Vera Cruz est une fazenda de 106 hectares, dont une trentaine en cacaoyères. Elle appartient à un suisse, Roland Müller, qui avait d’abord quitté son cabinet d’architecte pour s’installer en Toscane et y élever des oliviers. Roland et Jennifer ont construit leur maison au milieu de la propriété, y vivent et y travaillent en permanence. Ils emploient 4 salariés à plein temps auxquels s’ajoutent 2 femmes à mi-temps.

VERACRUZ_953

La fazenda se situe dans le corridor central de la «Mata Atlantica», cette forêt atlantique brésilienne exceptionnelle de biodiversité. Le système cabruca  de culture des cacaoyers sous couvert forestier des grands arbres de la forêt permet de préserver au mieux l’environnement (cf. notre article). C’est la cabruca qui fait la richesse du terroir de ce cacao brésilien.

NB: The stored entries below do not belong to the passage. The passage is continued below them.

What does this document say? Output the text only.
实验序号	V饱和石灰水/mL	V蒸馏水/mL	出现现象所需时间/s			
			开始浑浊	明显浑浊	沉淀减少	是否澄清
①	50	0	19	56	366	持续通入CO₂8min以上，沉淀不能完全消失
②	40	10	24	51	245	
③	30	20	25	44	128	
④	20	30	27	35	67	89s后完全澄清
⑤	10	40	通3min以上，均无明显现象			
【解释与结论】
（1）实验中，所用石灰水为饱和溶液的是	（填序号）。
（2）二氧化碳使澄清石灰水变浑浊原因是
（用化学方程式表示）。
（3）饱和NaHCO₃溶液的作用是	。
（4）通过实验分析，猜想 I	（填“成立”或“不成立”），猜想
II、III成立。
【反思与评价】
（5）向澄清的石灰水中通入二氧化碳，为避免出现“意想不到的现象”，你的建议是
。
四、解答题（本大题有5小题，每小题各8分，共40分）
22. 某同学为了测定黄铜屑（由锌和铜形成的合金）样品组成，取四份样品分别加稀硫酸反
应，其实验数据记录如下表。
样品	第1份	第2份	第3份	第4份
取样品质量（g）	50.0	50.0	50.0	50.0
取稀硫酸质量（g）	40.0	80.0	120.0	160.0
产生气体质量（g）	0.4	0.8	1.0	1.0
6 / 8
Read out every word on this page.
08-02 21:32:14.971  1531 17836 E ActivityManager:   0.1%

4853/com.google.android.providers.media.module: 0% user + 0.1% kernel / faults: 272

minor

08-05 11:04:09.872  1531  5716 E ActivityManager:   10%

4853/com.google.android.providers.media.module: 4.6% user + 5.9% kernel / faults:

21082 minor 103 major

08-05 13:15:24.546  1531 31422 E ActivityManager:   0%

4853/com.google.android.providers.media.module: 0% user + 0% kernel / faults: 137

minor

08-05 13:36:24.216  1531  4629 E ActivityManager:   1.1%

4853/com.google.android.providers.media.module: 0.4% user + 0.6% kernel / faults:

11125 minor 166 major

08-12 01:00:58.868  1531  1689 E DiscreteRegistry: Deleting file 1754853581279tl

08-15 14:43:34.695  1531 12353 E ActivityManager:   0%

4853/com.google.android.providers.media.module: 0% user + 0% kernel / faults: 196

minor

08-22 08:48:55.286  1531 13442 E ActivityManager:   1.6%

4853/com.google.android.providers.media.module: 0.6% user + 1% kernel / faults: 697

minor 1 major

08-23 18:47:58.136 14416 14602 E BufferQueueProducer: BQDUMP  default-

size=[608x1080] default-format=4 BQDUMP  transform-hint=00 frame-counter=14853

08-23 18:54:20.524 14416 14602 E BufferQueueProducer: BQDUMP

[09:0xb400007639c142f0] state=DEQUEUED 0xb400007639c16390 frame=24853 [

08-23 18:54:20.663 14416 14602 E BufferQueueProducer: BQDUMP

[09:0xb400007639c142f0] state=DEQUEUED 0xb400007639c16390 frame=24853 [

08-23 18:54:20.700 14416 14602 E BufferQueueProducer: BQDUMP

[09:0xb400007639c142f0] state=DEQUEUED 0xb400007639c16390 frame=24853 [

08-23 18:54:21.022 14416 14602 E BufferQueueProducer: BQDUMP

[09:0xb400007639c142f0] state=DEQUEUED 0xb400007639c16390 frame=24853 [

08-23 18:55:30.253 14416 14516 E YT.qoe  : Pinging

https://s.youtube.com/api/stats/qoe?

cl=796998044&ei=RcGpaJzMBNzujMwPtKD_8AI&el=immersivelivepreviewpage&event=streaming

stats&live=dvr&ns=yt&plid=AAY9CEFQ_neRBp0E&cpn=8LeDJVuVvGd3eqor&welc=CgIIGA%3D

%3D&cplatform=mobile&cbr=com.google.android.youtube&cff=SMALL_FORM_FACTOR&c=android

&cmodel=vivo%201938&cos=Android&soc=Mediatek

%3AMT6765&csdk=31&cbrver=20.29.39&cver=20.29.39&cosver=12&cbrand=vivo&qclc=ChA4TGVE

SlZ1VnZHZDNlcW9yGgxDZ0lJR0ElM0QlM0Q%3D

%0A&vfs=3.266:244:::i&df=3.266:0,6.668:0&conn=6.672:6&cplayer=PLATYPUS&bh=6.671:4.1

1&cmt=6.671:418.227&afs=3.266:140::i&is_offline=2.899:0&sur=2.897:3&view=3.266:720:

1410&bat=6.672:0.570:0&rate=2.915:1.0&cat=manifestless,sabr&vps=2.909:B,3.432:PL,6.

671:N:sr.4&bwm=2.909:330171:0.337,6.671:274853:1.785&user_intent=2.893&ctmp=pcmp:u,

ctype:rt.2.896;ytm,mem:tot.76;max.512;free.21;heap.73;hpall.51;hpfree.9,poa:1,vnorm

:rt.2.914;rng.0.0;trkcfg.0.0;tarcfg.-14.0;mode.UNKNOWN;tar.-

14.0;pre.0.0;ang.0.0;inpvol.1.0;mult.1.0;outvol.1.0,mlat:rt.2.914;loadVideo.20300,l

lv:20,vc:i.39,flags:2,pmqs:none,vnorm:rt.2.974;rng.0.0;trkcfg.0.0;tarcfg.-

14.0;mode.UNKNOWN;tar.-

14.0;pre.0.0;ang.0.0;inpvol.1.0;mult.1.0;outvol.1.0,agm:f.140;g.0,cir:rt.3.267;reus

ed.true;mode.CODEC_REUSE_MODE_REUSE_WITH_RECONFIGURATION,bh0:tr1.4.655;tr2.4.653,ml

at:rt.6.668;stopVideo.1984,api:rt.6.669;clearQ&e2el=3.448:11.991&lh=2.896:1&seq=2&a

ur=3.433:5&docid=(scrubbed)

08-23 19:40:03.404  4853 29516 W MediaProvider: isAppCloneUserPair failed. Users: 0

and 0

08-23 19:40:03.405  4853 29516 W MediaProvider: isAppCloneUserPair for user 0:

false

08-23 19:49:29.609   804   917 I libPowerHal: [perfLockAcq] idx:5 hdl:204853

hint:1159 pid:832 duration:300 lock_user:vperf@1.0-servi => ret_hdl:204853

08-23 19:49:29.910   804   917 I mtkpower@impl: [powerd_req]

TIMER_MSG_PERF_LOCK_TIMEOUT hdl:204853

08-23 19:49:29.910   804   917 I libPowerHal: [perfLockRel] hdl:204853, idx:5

C’est dans ce terroir que poussent des cacaoyers de diverses variétés et origines: du cacao Comun,  un peu de Parasinho, divers clones hybrides divers qui ont été ajoutés au cours des ans par les prédécesseurs et à l’occasion de rénovation. La variété fait partie du mode de culture, c’est de la diversité que nait un assemblage d’amandes qui est caractéristique de la région. Veillons surtout à la qualité et à la maturité des fruits et n’accordons pas trop de crédit à ceux qui insistent sur la supériorité de fermenter des lots homogènes. «La pureté de la race ? Ce n’est pas mon idéologie», voilà ce que Roland n’avait pas hésité à dire un jour, narquoisement, à un couverturier européen qui regrettait l’hétérogénéité variétale de ses fèves.

VC_variete_clone_x4

Une des premières choses qui sautent aux yeux  quand on parcoure la fazenda, c’est le nombre de chemins qui ont été aménagés afin de faciliter le travail dans la plantation. Bien délimiter les différentes parcelles, aménager des chemins et les entretenir, tout cela représentent un investissement important. Un bon maillage facilite les récoltes et l’acheminement vers l’unité de fermentation. Cela permet également de gagner en visibilité : pouvoir voir d’un coup d’œil le maximum de plants, leur état général et bien sur l’état de maturité des cabosses.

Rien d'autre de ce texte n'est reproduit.